Looking at the SW curves in more detail (their Fig. 2), one of the most pronounced changes in their solar-based temperature predictions is a cooling at the beginning of the record (before 1650), but a corresponding drop is not seen in the temperature curve before 1650. It is of roughly similar magnitude as the increase between 1900 and 1950, but it is not discussed in the paper. As in their earlier papers, the solar-based reconstructions are not in phase with the proxy data. However, SW argue that by using different data for the solar irradiance, the peaks in 1940 (SW claim it is in 1950) and 1960 would be in better agreement. So why not show it then? Why use lesser data?
The curves in Figure 2 (Fig. 2 here shows the essential details of their figure) of the SW paper suggests that their reconstruction increases from -0.4 to 0K between 1900 and 2000, whereas the the proxy data for the temperature from Moberg et al. (2005) changes from -0.4 to more than +0.6K (by rough eye-balling). One statement made both in the abstract of the SW paper and the Discussion and Conclusions (and cited in the senate hearing) is that «the sun might have contributed to approximately 50% of the total global surface since 1900 [Scafetta and West, 2006 – an earlier paper this year])». But the figure in the SW paper would suggest at the most 40%! So why quote another figure? The older Scafetta and West (2006) paper which they cite is discussed here (also published in Geophysical Research Letters), and I’m not convinced that the figures from that paper are correct either.
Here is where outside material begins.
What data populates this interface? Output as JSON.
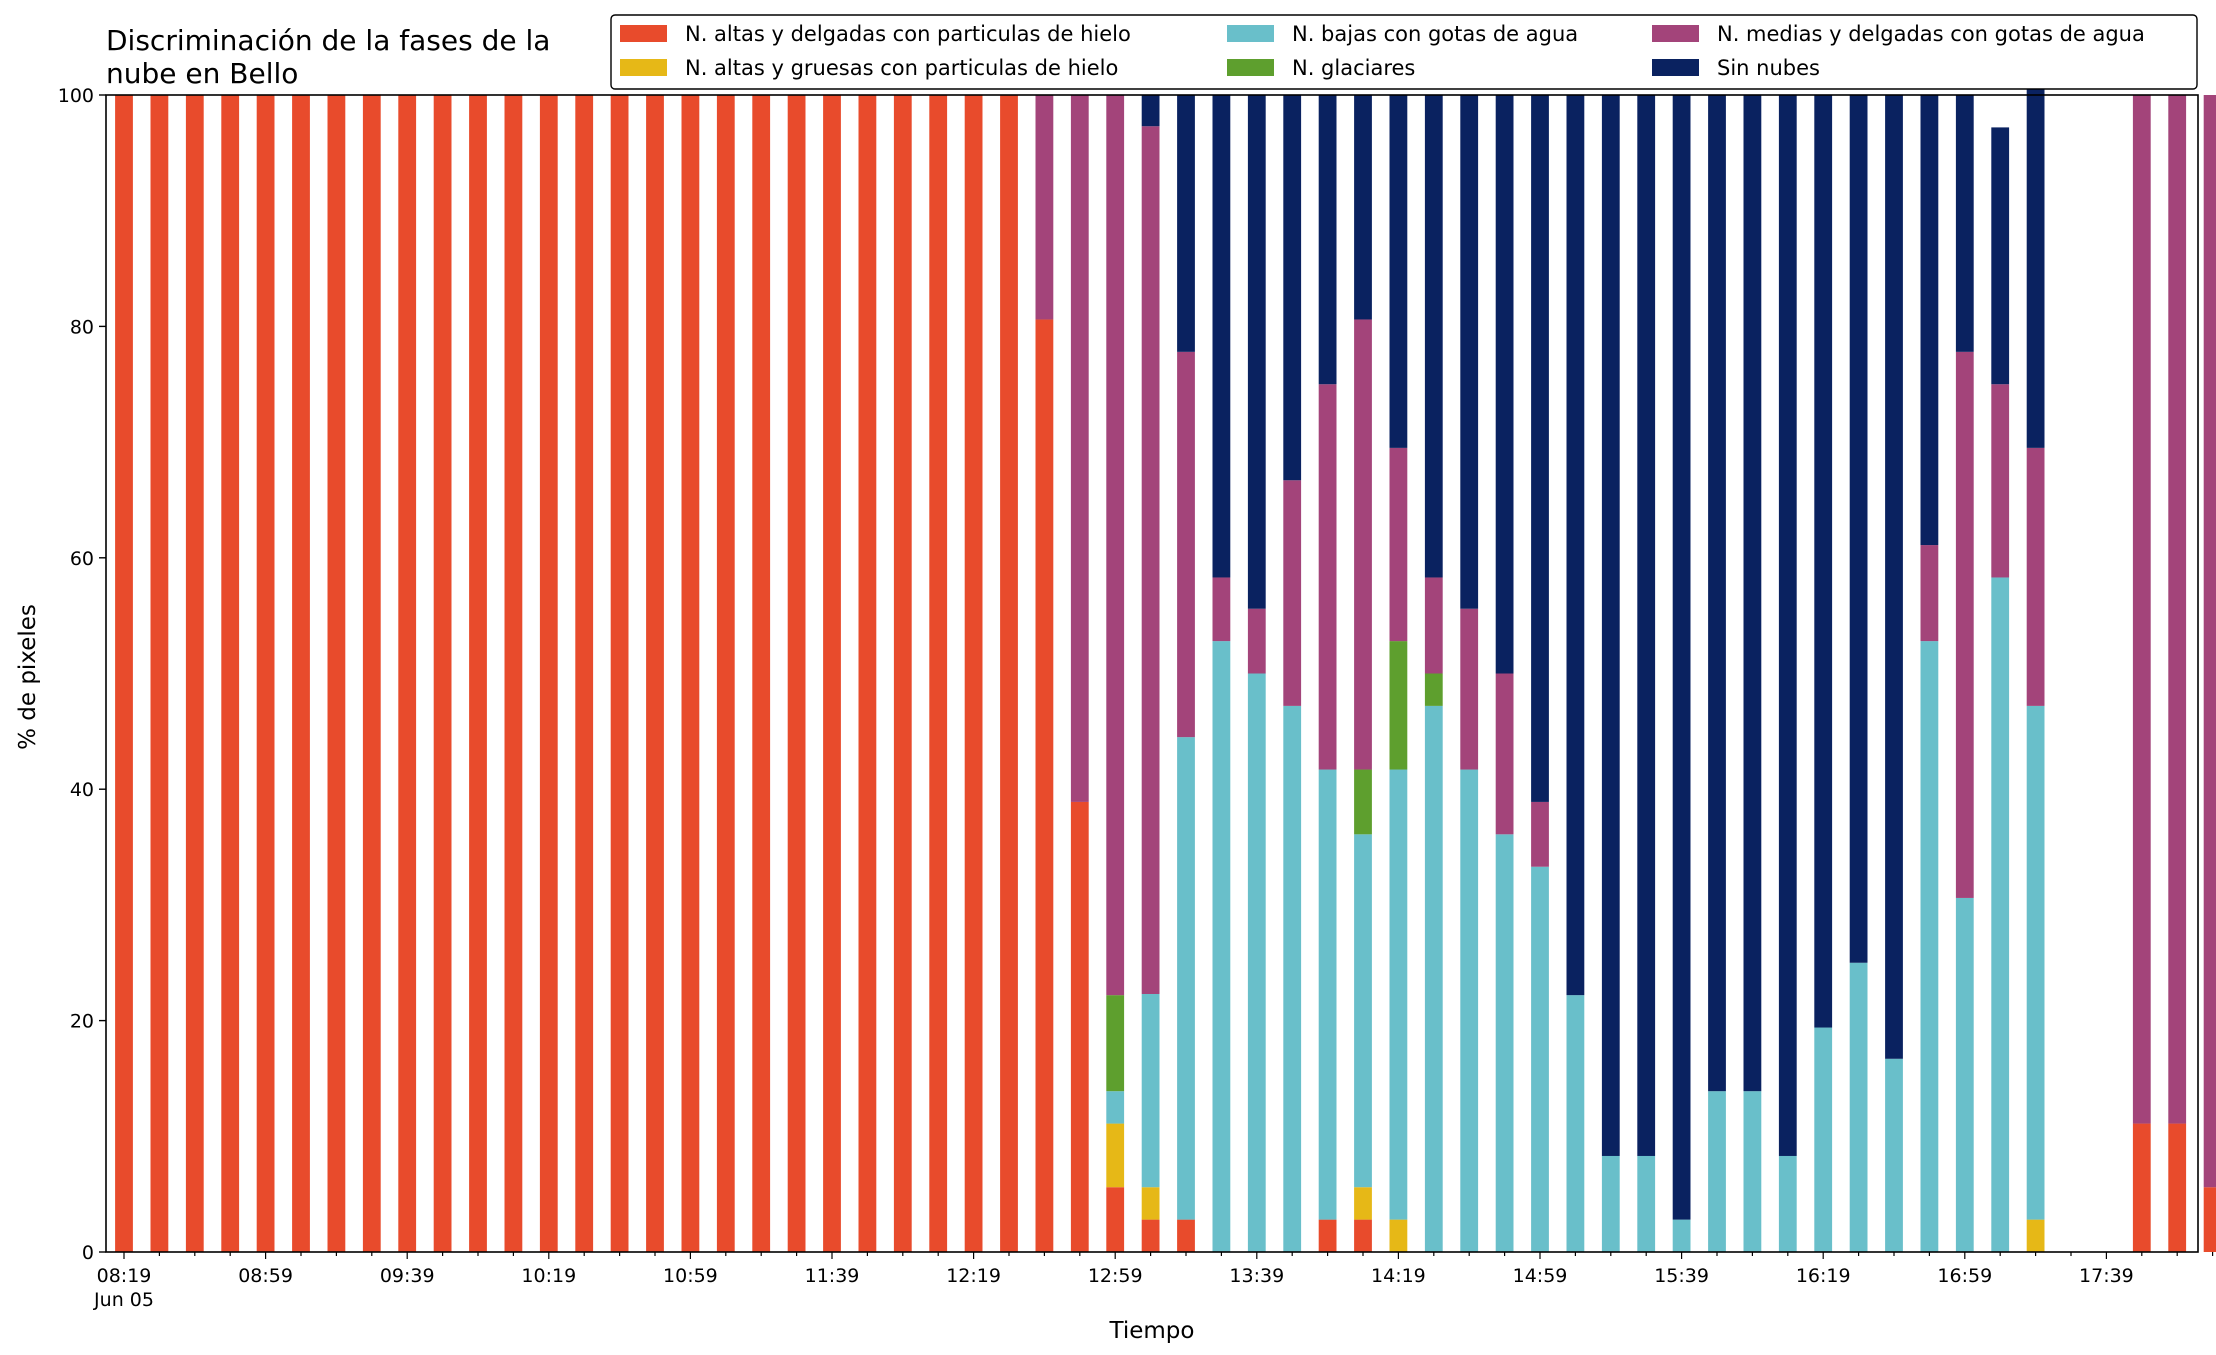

There are some reasons to think that solar activity may have played some role in the past (at least before 1940), but I must admit, I’m far from convinced by this paper because of the method adopted. It is no coincidende why regression is a more widely used approach, especially in cases where many factors may play a role. The proper way to address this question, I think, would be to identify all the physical relationships, and if possible set up the equation with right dimensions and with all appropriate non-linear terms, and then apply a regression analysis (eg. used in “finger print” methods). Last week, we discussed the importance of a physical model in making attributions because statistical correlations are incapable of distinguishing between forcings with similar trends. Here is an example of a paper that has exactly that problem.
There is also a new paper out on the relationship between galactic cosmic rays and low clouds by Svensmark. We will write a post on this paper shortly.